Kari Schirber, a friend of Lois Riess, corroborates her account in the series, stating, “He was a hot head.”

Many family members were unaware of the true nature of their marriage. As Carr tells TIME, “She never said anything about the marriage whatsoever, and so [her husband’s murder] became a shock to everybody who knew her, everybody who covered the story.” Carr adds: “It seems like for people, she just had a gambling addiction and offed him because he cut her off or something.”

However, based on numerous interviews with sources, Carr asserts that “Lois was in a toxic abusive relationship.” At one point during her marriage, Riess underwent mental health treatment after a suicide attempt, but her husband visited her only once. Carr speculates that a breaking point may have occurred around this time.

Lois Riess and a history of mental health issues

The documentary explores how a pre-existing mental health condition might have contributed to her impulsive actions, even featuring a gambling addiction specialist discussing the psychological factors involved in gambling. Riess squandered her entire inheritance on gambling. While on the run, she frequented casinos after depleting her husband’s personal and business bank accounts. “The only thing that made me feel good was gambling,” Riess admits. “Gambling is the worst drug ever. It’s like a euphoric kind of a high.

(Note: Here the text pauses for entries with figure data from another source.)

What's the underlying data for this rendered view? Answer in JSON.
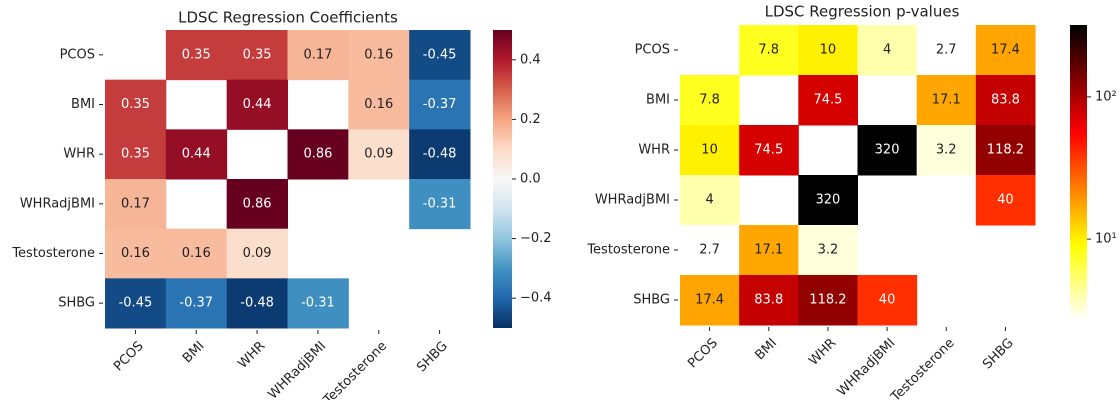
{
  "chart_data": [
    {
      "type": "heatmap",
      "title": "LDSC Regression Coefficients",
      "rows": [
        "PCOS",
        "BMI",
        "WHR",
        "WHRadjBMI",
        "Testosterone",
        "SHBG"
      ],
      "columns": [
        "PCOS",
        "BMI",
        "WHR",
        "WHRadjBMI",
        "Testosterone",
        "SHBG"
      ],
      "values": [
        [
          null,
          0.35,
          0.35,
          0.17,
          0.16,
          -0.45
        ],
        [
          0.35,
          null,
          0.44,
          null,
          0.16,
          -0.37
        ],
        [
          0.35,
          0.44,
          null,
          0.86,
          0.09,
          -0.48
        ],
        [
          0.17,
          null,
          0.86,
          null,
          null,
          -0.31
        ],
        [
          0.16,
          0.16,
          0.09,
          null,
          null,
          null
        ],
        [
          -0.45,
          -0.37,
          -0.48,
          -0.31,
          null,
          null
        ]
      ],
      "colormap": "RdBu_r",
      "log_scale": false,
      "vlim": [
        -0.5,
        0.5
      ],
      "cticks": [
        {
          "value": -0.4,
          "label": "−0.4"
        },
        {
          "value": -0.2,
          "label": "−0.2"
        },
        {
          "value": 0,
          "label": "0.0"
        },
        0.2,
        0.4
      ]
    },
    {
      "type": "heatmap",
      "title": "LDSC Regression p-values",
      "rows": [
        "PCOS",
        "BMI",
        "WHR",
        "WHRadjBMI",
        "Testosterone",
        "SHBG"
      ],
      "columns": [
        "PCOS",
        "BMI",
        "WHR",
        "WHRadjBMI",
        "Testosterone",
        "SHBG"
      ],
      "values": [
        [
          null,
          7.8,
          10,
          4,
          2.7,
          17.4
        ],
        [
          7.8,
          null,
          74.5,
          null,
          17.1,
          83.8
        ],
        [
          10,
          74.5,
          null,
          320,
          3.2,
          118.2
        ],
        [
          4,
          null,
          320,
          null,
          null,
          40
        ],
        [
          2.7,
          17.1,
          3.2,
          null,
          null,
          null
        ],
        [
          17.4,
          83.8,
          118.2,
          40,
          null,
          null
        ]
      ],
      "colormap": "hot_r",
      "log_scale": true,
      "vlim": [
        2.7,
        320
      ],
      "cticks": [
        {
          "value": 10,
          "label": "10¹"
        },
        {
          "value": 100,
          "label": "10²"
        }
      ]
    }
  ]
}
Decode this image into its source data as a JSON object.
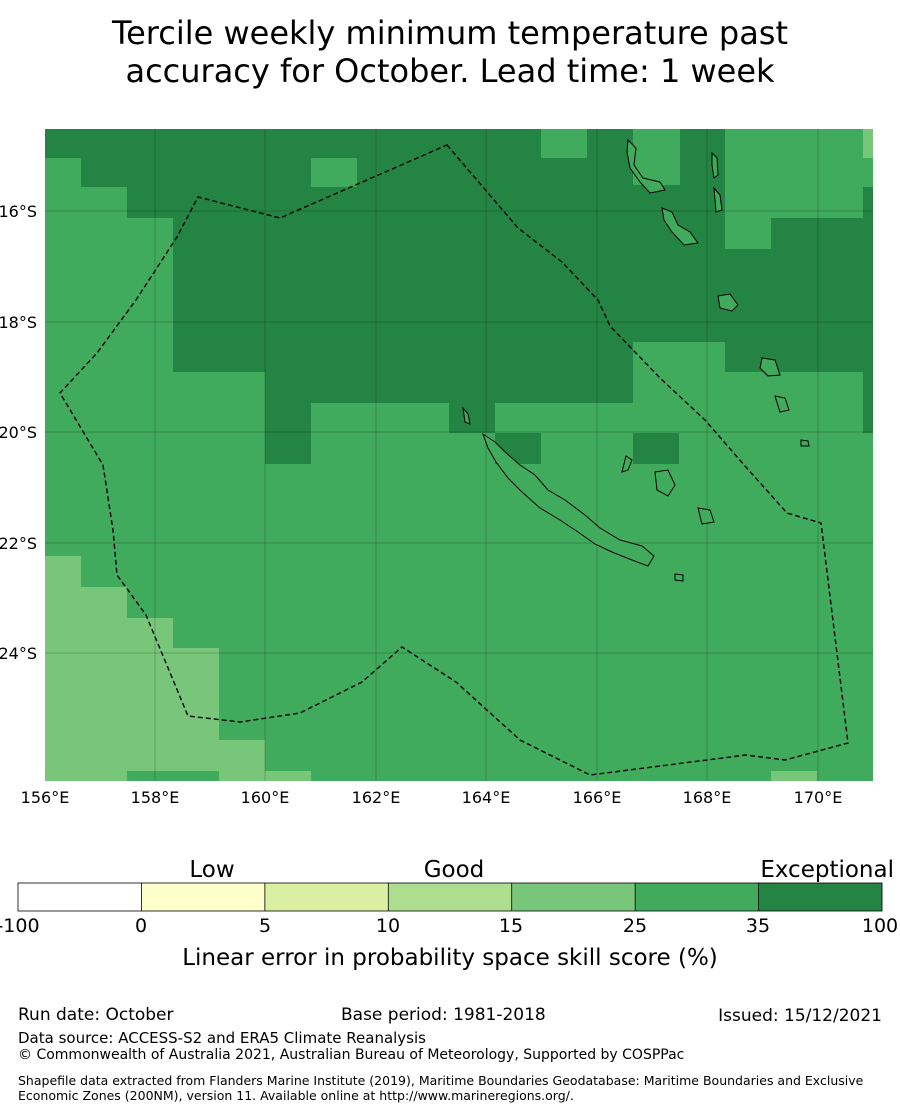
{
  "title_line1": "Tercile weekly minimum temperature past",
  "title_line2": "accuracy for October. Lead time: 1 week",
  "map": {
    "lon_range": [
      156,
      171
    ],
    "lat_range": [
      -26.2,
      -14.4
    ],
    "lon_ticks": [
      "156°E",
      "158°E",
      "160°E",
      "162°E",
      "164°E",
      "166°E",
      "168°E",
      "170°E"
    ],
    "lat_ticks": [
      "16°S",
      "18°S",
      "20°S",
      "22°S",
      "24°S"
    ],
    "colors": {
      "exceptional": "#238443",
      "good_high": "#41ab5d",
      "good_mid": "#78c679",
      "good_low": "#addd8e",
      "low_high": "#d9f0a3",
      "low": "#ffffcc",
      "neg": "#ffffff"
    }
  },
  "colorbar": {
    "categories": [
      "Low",
      "Good",
      "Exceptional"
    ],
    "ticks": [
      "-100",
      "0",
      "5",
      "10",
      "15",
      "25",
      "35",
      "100"
    ],
    "colors": [
      "#ffffff",
      "#ffffcc",
      "#d9f0a3",
      "#addd8e",
      "#78c679",
      "#41ab5d",
      "#238443"
    ],
    "label": "Linear error in probability space skill score (%)"
  },
  "footer": {
    "run_date": "Run date: October",
    "base_period": "Base period: 1981-2018",
    "issued": "Issued: 15/12/2021",
    "data_source": "Data source: ACCESS-S2 and ERA5 Climate Reanalysis",
    "copyright": "© Commonwealth of Australia 2021, Australian Bureau of Meteorology, Supported by COSPPac",
    "shapefile": "Shapefile data extracted from Flanders Marine Institute (2019), Maritime Boundaries Geodatabase: Maritime Boundaries and Exclusive Economic Zones (200NM), version 11. Available online at http://www.marineregions.org/."
  }
}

You feel special.”

Throughout the documentary, Riess expresses remorse for both murders and attributes her actions to mental illness, though she doesn’t disclose a specific diagnosis. Several members of her immediate family struggled with mental health issues, and her mother passed away in a mental institution. 

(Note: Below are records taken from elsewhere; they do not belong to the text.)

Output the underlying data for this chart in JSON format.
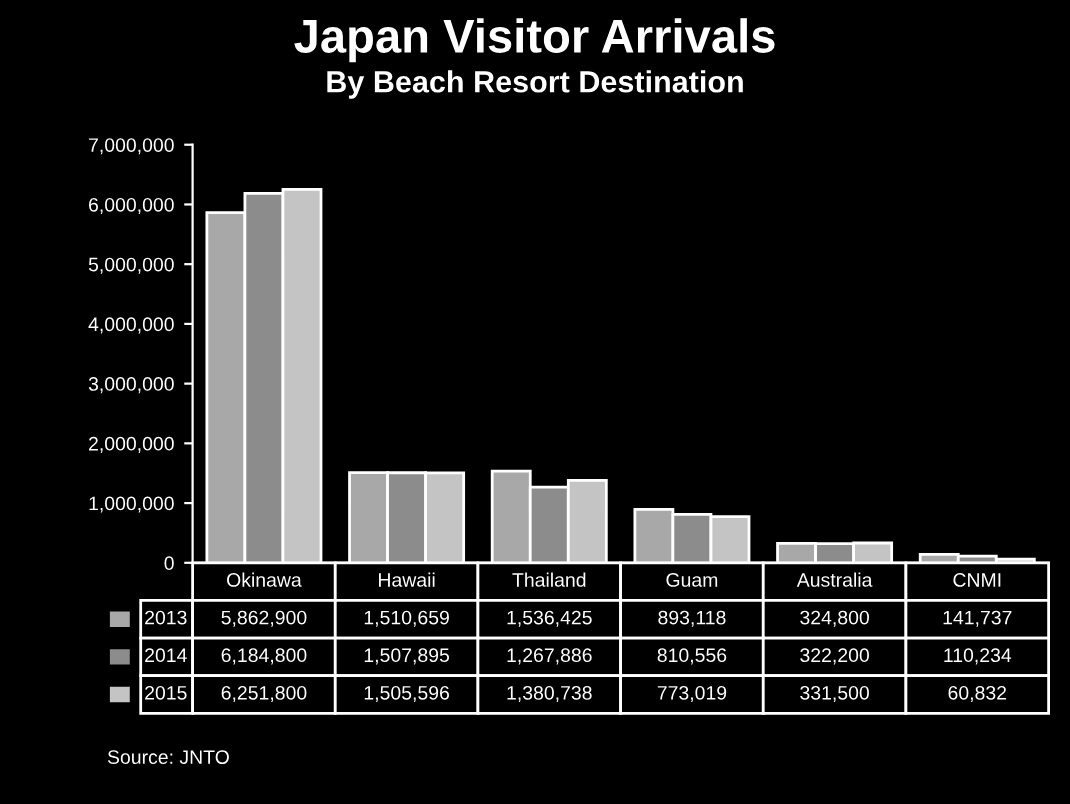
{
  "chart_data": {
    "type": "bar",
    "title": "Japan Visitor Arrivals",
    "subtitle": "By Beach Resort Destination",
    "categories": [
      "Okinawa",
      "Hawaii",
      "Thailand",
      "Guam",
      "Australia",
      "CNMI"
    ],
    "series": [
      {
        "name": "2013",
        "color": "#a8a8a8",
        "values": [
          5862900,
          1510659,
          1536425,
          893118,
          324800,
          141737
        ],
        "value_labels": [
          "5,862,900",
          "1,510,659",
          "1,536,425",
          "893,118",
          "324,800",
          "141,737"
        ]
      },
      {
        "name": "2014",
        "color": "#8c8c8c",
        "values": [
          6184800,
          1507895,
          1267886,
          810556,
          322200,
          110234
        ],
        "value_labels": [
          "6,184,800",
          "1,507,895",
          "1,267,886",
          "810,556",
          "322,200",
          "110,234"
        ]
      },
      {
        "name": "2015",
        "color": "#c4c4c4",
        "values": [
          6251800,
          1505596,
          1380738,
          773019,
          331500,
          60832
        ],
        "value_labels": [
          "6,251,800",
          "1,505,596",
          "1,380,738",
          "773,019",
          "331,500",
          "60,832"
        ]
      }
    ],
    "ylim": [
      0,
      7000000
    ],
    "yticks": [
      {
        "value": 0,
        "label": "0"
      },
      {
        "value": 1000000,
        "label": "1,000,000"
      },
      {
        "value": 2000000,
        "label": "2,000,000"
      },
      {
        "value": 3000000,
        "label": "3,000,000"
      },
      {
        "value": 4000000,
        "label": "4,000,000"
      },
      {
        "value": 5000000,
        "label": "5,000,000"
      },
      {
        "value": 6000000,
        "label": "6,000,000"
      },
      {
        "value": 7000000,
        "label": "7,000,000"
      }
    ],
    "grid": false,
    "legend": "bottom",
    "annotations": [
      "Source: JNTO"
    ]
  }
}
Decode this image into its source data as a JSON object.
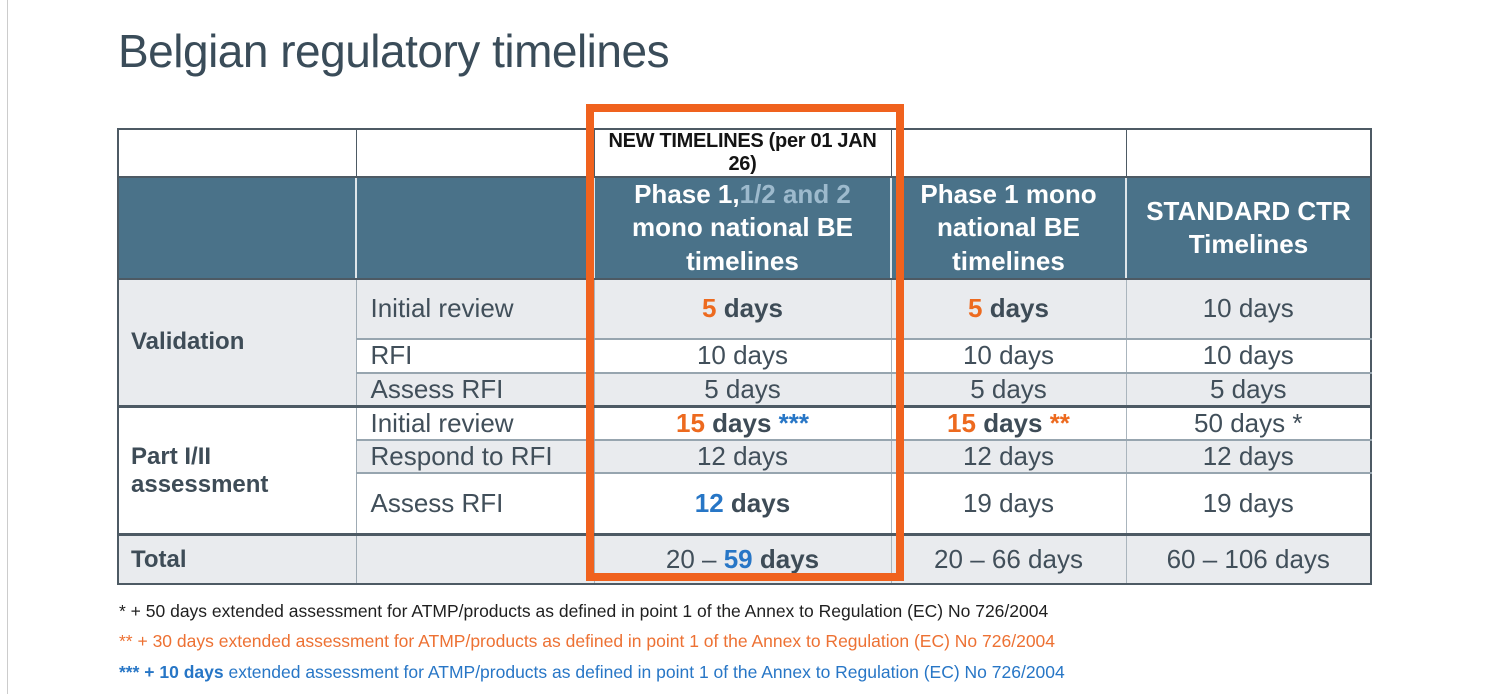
{
  "title": "Belgian regulatory timelines",
  "colors": {
    "title_text": "#3A4C59",
    "header_bg": "#4A7289",
    "header_text": "#FFFFFF",
    "header_lightblue_text": "#9DBACD",
    "row_alt_bg": "#E9EBEE",
    "body_text": "#414F5A",
    "value_orange": "#ED6A1F",
    "value_blue": "#2776C6",
    "highlight_box_orange": "#F0621E",
    "footnote_orange": "#ED7133",
    "footnote_blue": "#2776C6"
  },
  "table": {
    "new_timelines_banner": "NEW TIMELINES (per 01 JAN 26)",
    "column_headers": {
      "phase_1_12_2": [
        {
          "text": "Phase 1,",
          "style": "white-bold"
        },
        {
          "text": "1/2 and 2",
          "style": "lightblue-bold"
        },
        {
          "text": " mono national BE timelines",
          "style": "white-bold"
        }
      ],
      "phase_1_mono": "Phase 1 mono national BE timelines",
      "standard_ctr": "STANDARD CTR Timelines"
    },
    "sections": [
      {
        "label": "Validation",
        "rows": [
          {
            "step": "Initial review",
            "new_be": [
              {
                "text": "5",
                "style": "orange-bold"
              },
              {
                "text": " days",
                "style": "dark-bold"
              }
            ],
            "phase1_be": [
              {
                "text": "5",
                "style": "orange-bold"
              },
              {
                "text": " days",
                "style": "dark-bold"
              }
            ],
            "standard": [
              {
                "text": "10 days",
                "style": "regular"
              }
            ]
          },
          {
            "step": "RFI",
            "new_be": [
              {
                "text": "10 days",
                "style": "regular"
              }
            ],
            "phase1_be": [
              {
                "text": "10 days",
                "style": "regular"
              }
            ],
            "standard": [
              {
                "text": "10 days",
                "style": "regular"
              }
            ]
          },
          {
            "step": "Assess RFI",
            "new_be": [
              {
                "text": "5 days",
                "style": "regular"
              }
            ],
            "phase1_be": [
              {
                "text": "5 days",
                "style": "regular"
              }
            ],
            "standard": [
              {
                "text": "5 days",
                "style": "regular"
              }
            ]
          }
        ]
      },
      {
        "label": "Part I/II assessment",
        "rows": [
          {
            "step": "Initial review",
            "new_be": [
              {
                "text": "15",
                "style": "orange-bold"
              },
              {
                "text": " days ",
                "style": "dark-bold"
              },
              {
                "text": "***",
                "style": "blue-bold"
              }
            ],
            "phase1_be": [
              {
                "text": "15",
                "style": "orange-bold"
              },
              {
                "text": " days ",
                "style": "dark-bold"
              },
              {
                "text": "**",
                "style": "orange-bold"
              }
            ],
            "standard": [
              {
                "text": "50 days *",
                "style": "regular"
              }
            ]
          },
          {
            "step": "Respond to RFI",
            "new_be": [
              {
                "text": "12 days",
                "style": "regular"
              }
            ],
            "phase1_be": [
              {
                "text": "12 days",
                "style": "regular"
              }
            ],
            "standard": [
              {
                "text": "12 days",
                "style": "regular"
              }
            ]
          },
          {
            "step": "Assess RFI",
            "new_be": [
              {
                "text": "12",
                "style": "blue-bold"
              },
              {
                "text": " days",
                "style": "dark-bold"
              }
            ],
            "phase1_be": [
              {
                "text": "19 days",
                "style": "regular"
              }
            ],
            "standard": [
              {
                "text": "19 days",
                "style": "regular"
              }
            ]
          }
        ]
      }
    ],
    "total": {
      "label": "Total",
      "new_be": [
        {
          "text": "20 – ",
          "style": "regular"
        },
        {
          "text": "59",
          "style": "blue-bold"
        },
        {
          "text": " days",
          "style": "dark-bold"
        }
      ],
      "phase1_be": [
        {
          "text": "20 – 66 days",
          "style": "regular"
        }
      ],
      "standard": [
        {
          "text": "60 – 106 days",
          "style": "regular"
        }
      ]
    }
  },
  "footnotes": [
    [
      {
        "text": "* + 50 days extended assessment for ATMP/products as defined in point 1 of the Annex to Regulation (EC) No 726/2004",
        "style": "fn-dark"
      }
    ],
    [
      {
        "text": "** + 30 days extended assessment for ATMP/products as defined in point 1 of the Annex to Regulation (EC) No 726/2004",
        "style": "fn-orange"
      }
    ],
    [
      {
        "text": "*** + 10 days",
        "style": "fn-blue-bold"
      },
      {
        "text": " extended assessment for ATMP/products as defined in point 1 of the Annex to Regulation (EC) No 726/2004",
        "style": "fn-blue"
      }
    ]
  ]
}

When police officers discovered Hutchinson dead in her condo on April 9, 2018—with identification and credit cards missing—they considered Riess a prime suspect, believing she killed Hutchinson because of their physical resemblance. When asked how she transitioned from conversing with Hutchinson at the bar to taking her life, Riess replies, “When I say it’s a puzzle, it truly is a puzzle because I don’t have all the memories and all the answers for that.” She adds, “—the mind is a crazy thing. All I know is it happened.” Hutchinson, she claims, “just got caught up in my spiral.”

It’s uncommon for a murderer to appear on camera, but Carr shared with Riess that addiction and mental health issues also run in her own family. She is the daughter of the former New York Times columnist David Carr, whose memoir The Night of the Gun vividly depicts his struggles with drug addiction. And she herself has been sober for 9 years. She argued that she could approach the interview with a certain level of understanding—although she still finds it challenging to fully comprehend what motivated Riess to commit murder twice.

“I found that she wasn’t able to take full ownership over what she did,” says Carr.